Private jet contrails resolving into a Raleigh office tower, marking flyExclusive's corporate expansion at One North Hills.

How flyExclusive’s Raleigh Move Adds to NC’s Demand Stack

In January, flyExclusive (NYSE: FLYX) announced it would grow its Raleigh corporate office to roughly 125 employees by June 2026, a net add of about 95 jobs. The lease at One North Hills Tower isn’t a headline factory announcement, but it’s the kind of quiet move that, over time, strengthens the demand environment around the markets we operate in.

The Announcement

flyExclusive is a top-five U.S. private jet operator with the world’s largest fleet of Cessna Citation aircraft. The company is vertically integrated across charter, Jet Club, fractional ownership, and an in-house maintenance, repair, and overhaul (MRO) business. Corporate headquarters remain in Kinston, in Lenoir County. Raleigh becomes a second corporate office, not a relocation.

By the numbers:

  • ~30 employees in Raleigh today; ~50 in temporary space by February 2026; ~125 in the permanent One North Hills office by June 2026, a net add of ~95 corporate jobs
  • Industry: private aviation services (charter, fractional, MRO); publicly traded as NYSE: FLYX
  • Site: One North Hills Tower in Raleigh’s North Hills mixed-use district, about 1 hour 15 minutes from Kinston HQ
  • Parallel Kinston buildout at the NC Global TransPark: pilot simulator training center, 121,000-square-foot maintenance hangar, and a second paint booth under evaluation

Who’s involved:

  • flyExclusive (corporate tenant; NYSE: FLYX)
  • Kane Realty Corporation (One North Hills owner and Midtown Raleigh developer)
  • NC Global TransPark Authority (Kinston operational base)

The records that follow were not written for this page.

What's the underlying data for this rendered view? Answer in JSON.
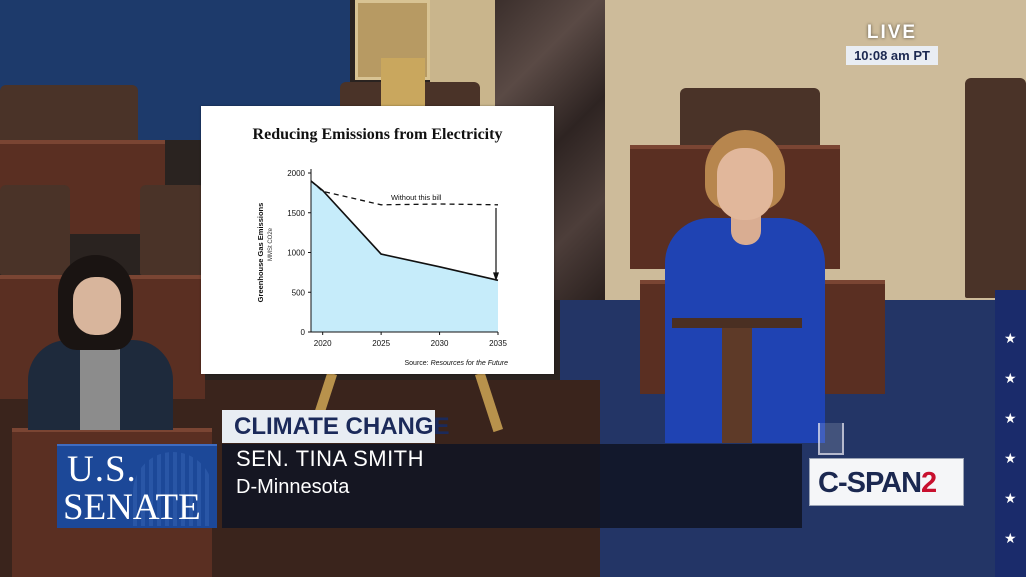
{
  "live": {
    "label": "LIVE",
    "time": "10:08 am PT"
  },
  "network": {
    "name": "C-SPAN",
    "channel": "2"
  },
  "senate_logo": {
    "line1": "U.S.",
    "line2": "SENATE"
  },
  "lower_third": {
    "topic": "CLIMATE CHANGE",
    "name": "SEN. TINA SMITH",
    "party": "D-Minnesota"
  },
  "chart_data": {
    "type": "area",
    "title": "Reducing Emissions from Electricity",
    "ylabel": "Greenhouse Gas Emissions",
    "yunit": "MMSt CO2e",
    "xlim": [
      2019,
      2035
    ],
    "ylim": [
      0,
      2000
    ],
    "xticks": [
      2020,
      2025,
      2030,
      2035
    ],
    "yticks": [
      0,
      500,
      1000,
      1500,
      2000
    ],
    "series": [
      {
        "name": "",
        "style": "area",
        "color": "#c6ecfa",
        "x": [
          2019,
          2020,
          2025,
          2030,
          2035
        ],
        "y": [
          1900,
          1780,
          980,
          820,
          650
        ]
      },
      {
        "name": "Without this bill",
        "style": "dashed",
        "x": [
          2019,
          2020,
          2025,
          2030,
          2035
        ],
        "y": [
          1900,
          1770,
          1600,
          1610,
          1600
        ]
      }
    ],
    "annotation": "Without this bill",
    "source_prefix": "Source:",
    "source_name": "Resources for the Future"
  }
}
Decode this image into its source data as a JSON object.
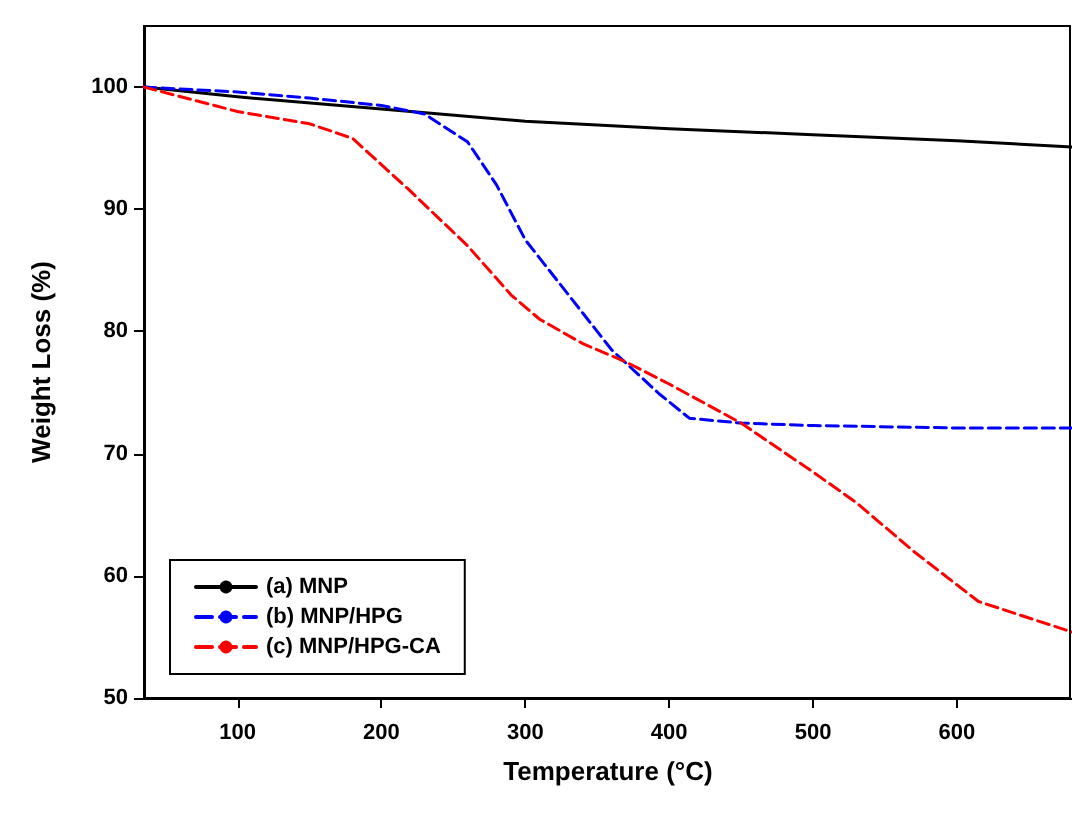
{
  "chart_data": {
    "type": "line",
    "xlabel": "Temperature (°C)",
    "ylabel": "Weight Loss (%)",
    "xlim": [
      35,
      680
    ],
    "ylim": [
      50,
      105
    ],
    "xticks": [
      100,
      200,
      300,
      400,
      500,
      600
    ],
    "yticks": [
      50,
      60,
      70,
      80,
      90,
      100
    ],
    "grid": false,
    "legend": "bottom left",
    "marker": "none",
    "series": [
      {
        "name": "(a) MNP",
        "color": "#000000",
        "line_style": "solid",
        "x": [
          35,
          100,
          200,
          300,
          400,
          500,
          600,
          680
        ],
        "values": [
          100,
          99.2,
          98.2,
          97.2,
          96.6,
          96.1,
          95.6,
          95.1
        ]
      },
      {
        "name": "(b) MNP/HPG",
        "color": "#0000ff",
        "line_style": "dashed",
        "x": [
          35,
          100,
          150,
          200,
          230,
          260,
          280,
          300,
          330,
          360,
          393,
          414,
          450,
          500,
          600,
          680
        ],
        "values": [
          100,
          99.6,
          99.1,
          98.5,
          97.8,
          95.5,
          92,
          87.5,
          83,
          78.5,
          74.9,
          72.9,
          72.5,
          72.3,
          72.1,
          72.1
        ]
      },
      {
        "name": "(c) MNP/HPG-CA",
        "color": "#ff0000",
        "line_style": "dashed",
        "x": [
          35,
          100,
          150,
          180,
          220,
          260,
          290,
          310,
          340,
          370,
          400,
          450,
          500,
          530,
          570,
          615,
          680
        ],
        "values": [
          100,
          98,
          97,
          95.8,
          91.5,
          87,
          83,
          81,
          79,
          77.5,
          75.7,
          72.5,
          68.5,
          66,
          62,
          57.9,
          55.4
        ]
      }
    ]
  }
}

The Local Story: Where North Hills Sits in the Triangle

North Hills is the kind of submarket where a corporate lease like this gets absorbed without anyone noticing. Anchored by Kane Realty’s twenty-plus-year Midtown buildout, it sits inside the I-440 Beltline, fifteen minutes from downtown Raleigh and twenty from RDU, with a workforce shed that runs through Cary, Apex, Morrisville, Wake Forest, and Durham. flyExclusive isn’t bringing white-collar density to North Hills; it’s buying into density that’s already there.

What makes the location work:

  • One North Hills Tower is one of Raleigh’s premier Class-A office addresses, leasing here is a recruiting statement
  • Wake County added population at one of the fastest paces of any U.S. county between 2020 and 2024 (U.S. Census Bureau)
  • Talent draws from RDU’s flight network, NC State, Duke, UNC Chapel Hill, and a Triangle tech corridor that has been densifying since the early 2010s
  • Kinston retains the operational, capital-intensive side (maintenance, paint, avionics, pilot training), anchoring Lenoir County jobs

How This Affects Housing and Retail Demand

Announcements like flyExclusive’s matter because they kick off a predictable sequence:

  • New jobs draw new workers
  • New workers form new households — most rent first
  • Households need housing within a reasonable commute
  • Households need day-to-day services nearby: grocery, medical, fitness, restaurants, daycare
  • Workforce housing demand rises; neighborhood-serving retail rises with it
  • New development follows; new jobs follow that

The Triangle has been running this cycle longer and louder than most U.S. metros. Ninety-five corporate jobs don’t move it on their own — they don’t have to. The cumulative effect, announcement by announcement, is the structural strength we underwrite to.

Where the ripple lands:

  • North Hills / Midtown Raleigh, daytime population, lunch-and-after-work spend, neighborhood-serving retail
  • Inside-the-Beltline and North Raleigh, the rental and condo submarkets a new corporate hire considers first
  • The Triangle commuter shed, Cary, Apex, Morrisville, Wake Forest, Durham, Holly Springs
  • Kinston and Lenoir County, the parallel hangar, simulator, and paint-booth investment is the eastern-NC end of the same story

For investors looking for steady cash flow, capital preservation, and anchor-employer durability, the Triangle’s demand stack just got another multi-year leg.